With the 5-litre sports cars excluded from the World Sportscar Championship from 1972, Porsche redirected the 917 programme toward Can-Am racing, where large-displacement engines were unrestricted. The naturally aspirated 5-litre flat-12 used in the European 917K was insufficient to match Can-Am's dominant McLarens in 1971, when Jo Siffert drove the 917PA Spyder with only moderate results. Rather than pursuing a 6.6-litre flat-16 engine that had been tested and found too heavy, Porsche chose to turbocharge the existing flat-12.

The 1972 917/10 was developed with new bodywork, a revised chassis, and the flat-12 engine fitted with two turbochargers producing approximately 850 horsepower. The car's aerodynamic package was distinct from the Le Mans and European circuit variants, optimised for the different demands of Can-Am circuits.

Roger Penske entered the 917/10 for primary driver Mark Donohue, but a testing accident sidelined Donohue during the season. George Follmer stepped in as replacement and went on to win the 1972 Can-Am championship, ending McLaren's dominance in the series that had persisted since 1967. The championship win represented a decisive demonstration of the turbo flat-12's superiority over the large-displacement naturally aspirated engines that had defined Can-Am competitiveness.

The 917/10 was further evolved into the 917/30 for the 1973 season. The 917/10 continued to be raced by customer teams in 1973, with most of the private opposition in that year's Can-Am made up of privateer 917/10K cars, as McLaren had already withdrawn from the series to focus on Formula One and the Indianapolis 500. Some customers later retrofitted their 917/10K cars with naturally aspirated engines following the introduction of a maximum fuel consumption rule for the 1974 season, which made the turbo engines uncompetitive.

The 1972 Can-Am 917/10 ran the 5.0-litre flat-12 engine with twin turbochargers, producing approximately 850 horsepower (630 kW) in race configuration.
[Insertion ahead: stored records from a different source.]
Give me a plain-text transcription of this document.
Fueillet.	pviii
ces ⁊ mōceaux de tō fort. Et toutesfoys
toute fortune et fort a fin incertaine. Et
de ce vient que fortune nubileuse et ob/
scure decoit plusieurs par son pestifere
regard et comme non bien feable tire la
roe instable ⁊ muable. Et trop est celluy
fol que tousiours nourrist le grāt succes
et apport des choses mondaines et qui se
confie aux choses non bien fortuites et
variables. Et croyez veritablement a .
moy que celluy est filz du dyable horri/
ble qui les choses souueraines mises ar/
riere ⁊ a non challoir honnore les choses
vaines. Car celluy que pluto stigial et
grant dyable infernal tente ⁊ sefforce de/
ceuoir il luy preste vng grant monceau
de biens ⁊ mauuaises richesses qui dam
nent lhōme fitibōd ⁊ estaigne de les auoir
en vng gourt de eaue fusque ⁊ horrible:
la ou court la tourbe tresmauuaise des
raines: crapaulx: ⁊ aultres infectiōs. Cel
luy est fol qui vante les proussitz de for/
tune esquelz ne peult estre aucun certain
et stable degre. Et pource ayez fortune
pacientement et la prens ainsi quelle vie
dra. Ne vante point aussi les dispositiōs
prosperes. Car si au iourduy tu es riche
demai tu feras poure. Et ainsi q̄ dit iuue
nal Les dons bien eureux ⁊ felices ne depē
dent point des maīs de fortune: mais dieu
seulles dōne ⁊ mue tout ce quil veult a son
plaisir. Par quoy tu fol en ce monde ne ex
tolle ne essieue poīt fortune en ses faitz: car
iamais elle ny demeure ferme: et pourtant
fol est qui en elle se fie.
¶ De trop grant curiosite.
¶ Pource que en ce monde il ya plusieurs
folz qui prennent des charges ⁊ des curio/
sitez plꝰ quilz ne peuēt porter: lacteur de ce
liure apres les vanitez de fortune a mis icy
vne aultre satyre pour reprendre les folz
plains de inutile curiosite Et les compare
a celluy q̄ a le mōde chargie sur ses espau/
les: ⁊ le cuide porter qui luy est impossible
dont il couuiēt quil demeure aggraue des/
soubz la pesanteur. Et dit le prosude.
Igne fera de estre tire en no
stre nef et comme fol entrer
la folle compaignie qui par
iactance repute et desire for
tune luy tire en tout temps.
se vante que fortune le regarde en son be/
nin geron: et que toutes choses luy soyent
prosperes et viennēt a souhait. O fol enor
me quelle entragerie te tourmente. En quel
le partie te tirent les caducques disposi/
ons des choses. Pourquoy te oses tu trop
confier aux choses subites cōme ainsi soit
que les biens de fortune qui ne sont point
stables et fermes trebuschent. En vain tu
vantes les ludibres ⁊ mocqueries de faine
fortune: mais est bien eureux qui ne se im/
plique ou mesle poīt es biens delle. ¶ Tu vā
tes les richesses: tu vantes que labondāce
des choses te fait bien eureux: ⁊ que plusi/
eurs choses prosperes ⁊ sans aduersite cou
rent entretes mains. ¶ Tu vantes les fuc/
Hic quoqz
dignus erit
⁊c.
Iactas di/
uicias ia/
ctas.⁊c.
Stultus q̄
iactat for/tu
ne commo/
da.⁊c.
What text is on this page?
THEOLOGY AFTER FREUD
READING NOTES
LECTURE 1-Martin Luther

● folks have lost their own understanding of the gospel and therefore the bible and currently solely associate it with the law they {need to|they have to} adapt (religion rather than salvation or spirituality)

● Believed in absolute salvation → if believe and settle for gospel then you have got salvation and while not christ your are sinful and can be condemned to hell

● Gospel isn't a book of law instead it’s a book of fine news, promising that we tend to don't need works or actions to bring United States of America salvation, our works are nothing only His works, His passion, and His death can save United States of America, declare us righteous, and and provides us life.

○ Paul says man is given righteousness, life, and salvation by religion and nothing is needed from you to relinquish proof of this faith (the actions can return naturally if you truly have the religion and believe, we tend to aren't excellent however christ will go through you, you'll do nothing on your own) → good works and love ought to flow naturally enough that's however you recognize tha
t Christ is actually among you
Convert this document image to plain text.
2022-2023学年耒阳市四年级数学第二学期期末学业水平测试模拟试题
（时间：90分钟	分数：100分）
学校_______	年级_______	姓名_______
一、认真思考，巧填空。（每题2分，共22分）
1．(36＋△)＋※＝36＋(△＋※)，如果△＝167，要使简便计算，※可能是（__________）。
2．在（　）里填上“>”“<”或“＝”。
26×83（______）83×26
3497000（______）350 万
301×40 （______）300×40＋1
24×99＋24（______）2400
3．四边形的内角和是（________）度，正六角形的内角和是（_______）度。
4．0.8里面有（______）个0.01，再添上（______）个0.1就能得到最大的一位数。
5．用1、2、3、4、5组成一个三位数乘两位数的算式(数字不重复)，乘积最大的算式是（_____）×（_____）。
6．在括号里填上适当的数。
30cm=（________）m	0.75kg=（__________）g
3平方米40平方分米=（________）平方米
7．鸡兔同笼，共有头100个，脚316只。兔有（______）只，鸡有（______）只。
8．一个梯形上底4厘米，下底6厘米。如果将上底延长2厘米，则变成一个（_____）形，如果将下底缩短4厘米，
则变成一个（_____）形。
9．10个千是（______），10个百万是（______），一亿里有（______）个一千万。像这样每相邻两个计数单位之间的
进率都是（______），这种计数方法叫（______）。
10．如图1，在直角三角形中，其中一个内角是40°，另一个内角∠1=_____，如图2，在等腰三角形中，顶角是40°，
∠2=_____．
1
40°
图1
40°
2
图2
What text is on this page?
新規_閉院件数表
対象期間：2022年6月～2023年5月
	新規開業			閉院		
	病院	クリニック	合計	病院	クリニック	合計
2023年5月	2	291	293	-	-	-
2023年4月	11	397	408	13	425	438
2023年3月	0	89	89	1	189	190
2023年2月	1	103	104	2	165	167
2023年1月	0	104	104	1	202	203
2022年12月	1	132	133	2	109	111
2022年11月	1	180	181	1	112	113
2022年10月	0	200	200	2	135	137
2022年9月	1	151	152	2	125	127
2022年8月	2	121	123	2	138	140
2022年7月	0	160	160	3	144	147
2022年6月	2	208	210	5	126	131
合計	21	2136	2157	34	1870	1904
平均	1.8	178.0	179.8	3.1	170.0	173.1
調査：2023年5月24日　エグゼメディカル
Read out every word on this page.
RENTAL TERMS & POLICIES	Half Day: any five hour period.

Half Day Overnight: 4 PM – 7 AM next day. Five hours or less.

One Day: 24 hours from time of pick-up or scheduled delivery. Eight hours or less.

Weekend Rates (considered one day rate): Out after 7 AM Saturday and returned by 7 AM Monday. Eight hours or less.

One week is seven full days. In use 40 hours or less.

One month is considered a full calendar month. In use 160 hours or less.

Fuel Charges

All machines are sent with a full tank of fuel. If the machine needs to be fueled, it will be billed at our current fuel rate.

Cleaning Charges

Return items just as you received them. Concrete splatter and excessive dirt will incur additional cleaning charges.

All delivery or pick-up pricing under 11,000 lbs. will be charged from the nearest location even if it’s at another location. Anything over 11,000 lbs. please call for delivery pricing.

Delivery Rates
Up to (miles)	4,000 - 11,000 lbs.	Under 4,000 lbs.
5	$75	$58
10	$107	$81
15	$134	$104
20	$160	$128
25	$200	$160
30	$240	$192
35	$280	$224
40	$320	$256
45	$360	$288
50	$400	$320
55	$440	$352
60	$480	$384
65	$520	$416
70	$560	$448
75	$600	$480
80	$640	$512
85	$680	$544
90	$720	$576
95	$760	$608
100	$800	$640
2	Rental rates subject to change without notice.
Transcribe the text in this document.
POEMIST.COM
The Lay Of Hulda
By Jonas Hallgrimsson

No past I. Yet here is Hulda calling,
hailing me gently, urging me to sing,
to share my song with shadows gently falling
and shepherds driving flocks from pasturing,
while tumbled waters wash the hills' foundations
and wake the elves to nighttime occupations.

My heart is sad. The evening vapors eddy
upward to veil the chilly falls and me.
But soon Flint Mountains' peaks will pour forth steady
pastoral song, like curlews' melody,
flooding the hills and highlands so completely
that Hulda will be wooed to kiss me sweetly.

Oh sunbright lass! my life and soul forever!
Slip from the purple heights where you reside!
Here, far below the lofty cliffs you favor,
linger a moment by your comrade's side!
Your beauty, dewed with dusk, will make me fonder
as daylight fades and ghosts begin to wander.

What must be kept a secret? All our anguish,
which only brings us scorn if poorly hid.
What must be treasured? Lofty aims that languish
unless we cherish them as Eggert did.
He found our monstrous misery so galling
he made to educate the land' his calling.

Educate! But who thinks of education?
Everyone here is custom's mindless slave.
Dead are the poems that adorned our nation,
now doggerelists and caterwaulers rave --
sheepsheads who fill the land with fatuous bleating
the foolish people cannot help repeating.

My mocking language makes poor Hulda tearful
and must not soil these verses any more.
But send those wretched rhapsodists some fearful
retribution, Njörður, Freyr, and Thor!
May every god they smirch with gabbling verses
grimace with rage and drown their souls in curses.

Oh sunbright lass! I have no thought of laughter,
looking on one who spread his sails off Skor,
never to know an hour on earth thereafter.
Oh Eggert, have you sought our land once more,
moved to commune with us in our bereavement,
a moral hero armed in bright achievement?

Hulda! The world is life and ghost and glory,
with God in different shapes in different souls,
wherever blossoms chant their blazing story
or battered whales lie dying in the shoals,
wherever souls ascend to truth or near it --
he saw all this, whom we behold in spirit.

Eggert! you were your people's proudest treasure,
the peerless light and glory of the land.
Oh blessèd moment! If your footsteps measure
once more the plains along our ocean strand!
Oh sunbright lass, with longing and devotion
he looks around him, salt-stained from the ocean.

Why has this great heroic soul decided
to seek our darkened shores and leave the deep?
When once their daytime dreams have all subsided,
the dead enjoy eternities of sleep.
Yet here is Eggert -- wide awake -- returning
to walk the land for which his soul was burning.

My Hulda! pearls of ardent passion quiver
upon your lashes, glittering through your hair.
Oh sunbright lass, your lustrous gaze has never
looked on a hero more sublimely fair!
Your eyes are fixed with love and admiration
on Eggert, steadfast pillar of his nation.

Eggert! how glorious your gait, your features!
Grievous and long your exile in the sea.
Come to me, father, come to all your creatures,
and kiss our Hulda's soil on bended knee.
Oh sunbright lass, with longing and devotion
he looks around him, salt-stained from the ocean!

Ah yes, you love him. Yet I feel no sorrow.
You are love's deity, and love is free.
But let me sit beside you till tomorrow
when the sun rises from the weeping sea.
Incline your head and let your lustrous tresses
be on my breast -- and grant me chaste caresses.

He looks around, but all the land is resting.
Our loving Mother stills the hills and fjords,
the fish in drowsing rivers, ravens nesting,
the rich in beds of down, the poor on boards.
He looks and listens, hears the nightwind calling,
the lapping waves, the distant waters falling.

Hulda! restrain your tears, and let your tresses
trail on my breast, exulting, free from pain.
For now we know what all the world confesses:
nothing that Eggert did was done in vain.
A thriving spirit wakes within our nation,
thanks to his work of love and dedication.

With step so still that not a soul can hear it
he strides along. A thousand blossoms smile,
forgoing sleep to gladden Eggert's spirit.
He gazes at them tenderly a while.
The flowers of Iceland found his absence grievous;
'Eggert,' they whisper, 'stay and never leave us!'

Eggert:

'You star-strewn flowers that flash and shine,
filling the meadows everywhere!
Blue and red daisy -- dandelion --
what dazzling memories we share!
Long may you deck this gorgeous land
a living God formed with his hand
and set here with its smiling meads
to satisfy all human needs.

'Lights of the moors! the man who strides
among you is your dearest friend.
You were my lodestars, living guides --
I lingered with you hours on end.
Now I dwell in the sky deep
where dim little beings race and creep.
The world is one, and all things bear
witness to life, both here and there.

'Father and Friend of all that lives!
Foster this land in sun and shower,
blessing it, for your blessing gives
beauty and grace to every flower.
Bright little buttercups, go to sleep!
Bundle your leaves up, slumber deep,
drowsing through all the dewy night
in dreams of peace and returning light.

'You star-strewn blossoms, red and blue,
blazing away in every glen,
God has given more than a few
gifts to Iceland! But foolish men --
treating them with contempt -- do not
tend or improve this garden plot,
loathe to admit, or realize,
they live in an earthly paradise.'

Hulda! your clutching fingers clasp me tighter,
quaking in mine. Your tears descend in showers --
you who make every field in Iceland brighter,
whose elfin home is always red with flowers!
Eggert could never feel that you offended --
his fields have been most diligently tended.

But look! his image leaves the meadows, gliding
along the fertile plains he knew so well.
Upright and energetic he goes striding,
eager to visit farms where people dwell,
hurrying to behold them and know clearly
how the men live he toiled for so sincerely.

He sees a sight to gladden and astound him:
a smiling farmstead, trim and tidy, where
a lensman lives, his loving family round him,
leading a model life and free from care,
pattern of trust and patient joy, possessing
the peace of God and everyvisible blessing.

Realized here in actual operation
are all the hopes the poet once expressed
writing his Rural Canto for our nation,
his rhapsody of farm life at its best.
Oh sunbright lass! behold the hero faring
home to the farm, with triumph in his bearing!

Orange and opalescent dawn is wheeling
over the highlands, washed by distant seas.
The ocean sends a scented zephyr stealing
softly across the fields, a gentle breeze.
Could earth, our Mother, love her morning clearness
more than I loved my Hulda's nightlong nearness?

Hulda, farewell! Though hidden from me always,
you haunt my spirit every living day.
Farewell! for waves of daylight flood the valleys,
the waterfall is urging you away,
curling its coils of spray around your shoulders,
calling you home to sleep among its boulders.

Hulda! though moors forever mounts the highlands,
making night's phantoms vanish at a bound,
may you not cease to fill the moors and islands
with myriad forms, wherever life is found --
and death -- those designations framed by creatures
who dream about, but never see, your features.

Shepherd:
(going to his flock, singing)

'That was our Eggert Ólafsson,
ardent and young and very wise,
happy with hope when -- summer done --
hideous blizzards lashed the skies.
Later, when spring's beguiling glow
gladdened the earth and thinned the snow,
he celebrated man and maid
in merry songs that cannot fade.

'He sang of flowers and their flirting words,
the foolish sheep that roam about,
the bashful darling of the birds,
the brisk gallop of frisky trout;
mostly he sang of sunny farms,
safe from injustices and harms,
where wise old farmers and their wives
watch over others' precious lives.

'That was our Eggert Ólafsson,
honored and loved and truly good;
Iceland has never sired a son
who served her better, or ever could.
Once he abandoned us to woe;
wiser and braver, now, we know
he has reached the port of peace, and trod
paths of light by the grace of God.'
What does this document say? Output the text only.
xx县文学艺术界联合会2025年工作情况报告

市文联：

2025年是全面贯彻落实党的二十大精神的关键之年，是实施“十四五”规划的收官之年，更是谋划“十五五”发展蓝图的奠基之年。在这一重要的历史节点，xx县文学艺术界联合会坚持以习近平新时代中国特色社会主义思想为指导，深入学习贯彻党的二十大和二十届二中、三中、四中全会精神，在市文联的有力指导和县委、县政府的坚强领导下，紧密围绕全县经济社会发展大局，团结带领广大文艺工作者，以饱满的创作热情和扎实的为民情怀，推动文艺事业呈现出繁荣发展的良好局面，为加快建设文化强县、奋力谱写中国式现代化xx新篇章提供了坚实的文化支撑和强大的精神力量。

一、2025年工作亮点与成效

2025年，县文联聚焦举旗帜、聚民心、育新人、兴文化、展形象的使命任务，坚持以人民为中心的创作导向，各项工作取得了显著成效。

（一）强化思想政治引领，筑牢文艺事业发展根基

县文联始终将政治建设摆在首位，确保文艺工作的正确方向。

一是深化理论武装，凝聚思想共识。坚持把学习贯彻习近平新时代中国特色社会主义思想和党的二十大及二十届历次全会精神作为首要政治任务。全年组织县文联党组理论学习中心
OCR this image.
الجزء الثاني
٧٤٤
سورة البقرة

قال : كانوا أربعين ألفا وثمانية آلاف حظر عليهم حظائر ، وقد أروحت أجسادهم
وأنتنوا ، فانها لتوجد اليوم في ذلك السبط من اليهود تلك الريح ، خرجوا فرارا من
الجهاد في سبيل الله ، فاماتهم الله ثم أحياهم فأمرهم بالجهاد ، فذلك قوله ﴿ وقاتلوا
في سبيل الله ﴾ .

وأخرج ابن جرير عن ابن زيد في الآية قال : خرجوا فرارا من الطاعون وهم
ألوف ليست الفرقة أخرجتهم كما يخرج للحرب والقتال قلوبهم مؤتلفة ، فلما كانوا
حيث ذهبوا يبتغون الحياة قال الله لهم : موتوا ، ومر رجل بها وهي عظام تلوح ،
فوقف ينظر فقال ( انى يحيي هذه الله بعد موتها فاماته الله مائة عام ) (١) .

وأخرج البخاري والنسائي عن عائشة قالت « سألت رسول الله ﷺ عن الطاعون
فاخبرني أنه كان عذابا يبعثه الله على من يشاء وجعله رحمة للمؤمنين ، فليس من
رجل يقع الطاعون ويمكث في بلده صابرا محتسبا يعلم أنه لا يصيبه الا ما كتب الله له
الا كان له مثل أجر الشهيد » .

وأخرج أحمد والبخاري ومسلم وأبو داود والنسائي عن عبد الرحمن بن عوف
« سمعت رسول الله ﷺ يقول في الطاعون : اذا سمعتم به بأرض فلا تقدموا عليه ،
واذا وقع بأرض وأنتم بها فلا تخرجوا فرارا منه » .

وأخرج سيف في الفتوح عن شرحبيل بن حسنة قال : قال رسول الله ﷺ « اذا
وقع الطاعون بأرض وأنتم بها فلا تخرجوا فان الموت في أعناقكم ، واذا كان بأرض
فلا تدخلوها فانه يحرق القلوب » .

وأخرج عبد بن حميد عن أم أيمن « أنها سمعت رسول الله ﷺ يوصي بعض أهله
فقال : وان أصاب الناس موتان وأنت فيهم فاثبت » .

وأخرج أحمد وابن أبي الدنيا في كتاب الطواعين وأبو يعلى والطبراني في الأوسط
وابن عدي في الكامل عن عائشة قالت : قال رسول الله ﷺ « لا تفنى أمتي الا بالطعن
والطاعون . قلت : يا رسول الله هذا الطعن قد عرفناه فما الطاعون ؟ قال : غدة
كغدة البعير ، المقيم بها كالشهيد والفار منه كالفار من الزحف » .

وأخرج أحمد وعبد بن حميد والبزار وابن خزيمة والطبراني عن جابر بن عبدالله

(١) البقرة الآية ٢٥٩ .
The chassis was a development of the lightweight spaceframe used across the 917 family, and the bodywork was purpose-designed for Can-Am circuits rather than derived from either the 917K or 917LH configurations used in Europe.

The 917/10 was the proving ground for Porsche's turbocharged racing engine programme, which would subsequently be applied across a range of platforms including the 911-based 934 and 935 GT cars and the 936 prototype. Its success in Can-Am validated turbocharging as a competitive strategy in motorsport at a time when the technology was still novel, and its development contributed directly to the even more extreme 917/30. The 917/10 also broke McLaren's Can-Am dynasty, a result that reshaped the North American sportscar landscape and established Penske Racing as a dominant force in American motorsport.